Alaric had to stare at the board for long minutes before he spotted her trap. Neat and ingenious, a self-contained spider at the center of a web. He almost laughed aloud as she slowly opened a channel for them, lulling them into a false sense of security. Alaric was transfixed by the way her brows gathered in when she thought. Her lips curved in a tiny, secret grin that tugged at his gut like a swallowed fishhook.
Then she closed her trap.
Thorismund let out a hoarse shout. The boys broke off to confer, and for a moment they almost got a vanguard through—opening a new channel that should have had her spurting blood. That was when she flanked them. Alaric couldn’t keep the grin off his face as the game devolved. Horsa and Hengist staring in identical shock while Julia scooped up their pieces in an elegant series of closing moves. She’d won.
And then she was surrounded. Thorismund pulling her to her feet, pounding her on the back like a companion in battle. Riga leaning in to tell her something that made her laugh in delight. Even the boys joined in, and Alaric had to clench his teeth against a surge of jealousy.
He wanted that laughter. Wanted to bottle it up tight and keep it for himself.
“You did well.” He came out of the shadows. “Who taught you to play?”
“My father. He used to let me play his generals when I was a girl.”
It was a crack in her armor he couldn’t resist probing. “Why did he stop?”

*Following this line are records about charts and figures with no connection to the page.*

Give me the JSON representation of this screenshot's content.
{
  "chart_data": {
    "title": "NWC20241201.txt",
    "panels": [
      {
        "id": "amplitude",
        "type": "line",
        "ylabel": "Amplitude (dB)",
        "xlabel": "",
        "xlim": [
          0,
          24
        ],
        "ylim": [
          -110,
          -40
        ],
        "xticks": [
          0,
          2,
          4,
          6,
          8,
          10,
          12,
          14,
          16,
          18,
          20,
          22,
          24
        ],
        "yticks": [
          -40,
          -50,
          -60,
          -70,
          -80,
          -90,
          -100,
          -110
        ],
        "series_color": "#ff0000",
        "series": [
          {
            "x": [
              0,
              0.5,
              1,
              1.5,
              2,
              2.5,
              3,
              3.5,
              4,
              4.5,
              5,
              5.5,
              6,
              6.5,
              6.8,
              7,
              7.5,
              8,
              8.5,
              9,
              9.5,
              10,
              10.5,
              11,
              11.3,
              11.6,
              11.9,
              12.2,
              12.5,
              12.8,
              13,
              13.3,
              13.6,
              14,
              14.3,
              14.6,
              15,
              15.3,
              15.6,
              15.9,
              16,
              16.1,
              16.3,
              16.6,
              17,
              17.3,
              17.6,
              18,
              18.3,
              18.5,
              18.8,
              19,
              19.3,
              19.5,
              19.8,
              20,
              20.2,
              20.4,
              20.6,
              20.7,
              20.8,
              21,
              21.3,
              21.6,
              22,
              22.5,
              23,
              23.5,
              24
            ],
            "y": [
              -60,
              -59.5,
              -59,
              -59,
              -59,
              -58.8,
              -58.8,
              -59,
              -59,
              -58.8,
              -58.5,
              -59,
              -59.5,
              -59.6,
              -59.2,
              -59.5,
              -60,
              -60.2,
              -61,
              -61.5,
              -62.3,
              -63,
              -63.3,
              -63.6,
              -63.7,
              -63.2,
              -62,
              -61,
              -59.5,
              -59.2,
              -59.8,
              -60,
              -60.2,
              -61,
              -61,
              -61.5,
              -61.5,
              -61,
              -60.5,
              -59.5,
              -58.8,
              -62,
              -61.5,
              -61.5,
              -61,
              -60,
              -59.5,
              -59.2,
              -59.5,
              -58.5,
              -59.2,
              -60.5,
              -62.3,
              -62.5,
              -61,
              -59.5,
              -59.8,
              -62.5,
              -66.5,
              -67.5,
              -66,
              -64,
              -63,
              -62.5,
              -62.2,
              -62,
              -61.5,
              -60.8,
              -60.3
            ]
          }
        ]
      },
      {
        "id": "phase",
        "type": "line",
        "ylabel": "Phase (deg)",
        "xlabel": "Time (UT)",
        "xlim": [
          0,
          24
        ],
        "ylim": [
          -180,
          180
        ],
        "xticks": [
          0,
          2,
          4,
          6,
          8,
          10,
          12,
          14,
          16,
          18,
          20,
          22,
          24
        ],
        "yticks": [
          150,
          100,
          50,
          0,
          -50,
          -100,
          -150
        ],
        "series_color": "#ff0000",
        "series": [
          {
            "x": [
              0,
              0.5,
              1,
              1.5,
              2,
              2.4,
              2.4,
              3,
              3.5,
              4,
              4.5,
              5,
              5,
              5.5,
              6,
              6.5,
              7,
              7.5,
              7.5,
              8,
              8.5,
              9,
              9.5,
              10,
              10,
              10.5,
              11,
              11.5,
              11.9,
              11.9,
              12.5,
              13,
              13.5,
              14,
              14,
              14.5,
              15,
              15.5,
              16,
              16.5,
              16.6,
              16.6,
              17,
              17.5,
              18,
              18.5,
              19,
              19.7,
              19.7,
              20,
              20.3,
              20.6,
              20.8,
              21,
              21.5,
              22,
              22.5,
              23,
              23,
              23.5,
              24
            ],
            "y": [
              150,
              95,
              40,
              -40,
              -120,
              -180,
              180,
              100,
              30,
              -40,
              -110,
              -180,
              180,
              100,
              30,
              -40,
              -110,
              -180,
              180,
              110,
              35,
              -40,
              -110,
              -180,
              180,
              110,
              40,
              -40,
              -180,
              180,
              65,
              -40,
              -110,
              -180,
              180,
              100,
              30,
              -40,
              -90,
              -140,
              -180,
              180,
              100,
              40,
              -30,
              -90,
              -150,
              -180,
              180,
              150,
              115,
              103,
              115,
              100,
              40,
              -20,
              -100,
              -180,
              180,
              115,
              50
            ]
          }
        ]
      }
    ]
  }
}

“Because I beat Honorius and shamed him in front of his generals. Olympius said it was proper for my brother to win against them, as he would rule one day, but since I was a girl—”

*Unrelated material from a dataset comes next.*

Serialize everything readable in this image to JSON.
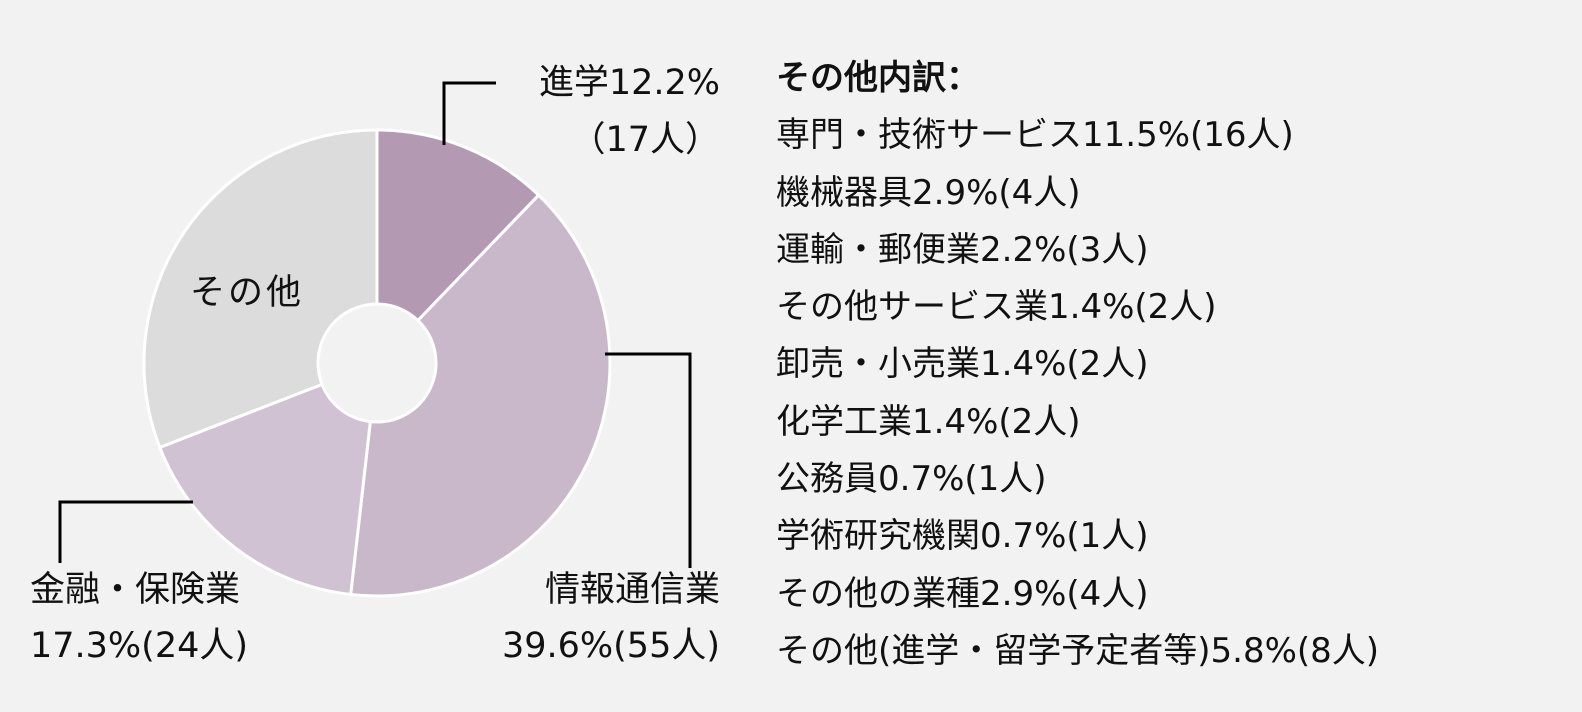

She let the sentence trail off and shrugged lightly, as if this didn’t matter in the slightest. Alaric suspected this was a thing she did when something mattered very much indeed.
He decided if he ever saw Olympius again he’d beat the man to death with his bare hands.
“Your father wasted your talents,” he said quietly. “You should have been a general.”
A fevered pink spread across her cheekbones. “Does that mean you’ll make me empress after all, King of the Goths?”
“Don’t push your luck.” But he was laughing now, and she was laughing too, green eyes outshining the glow of the fire, and the pull of her was inexorable.
Damn it. He was going to take her to his bed after all.
An arrow whizzed past him, faster than a diving hawk.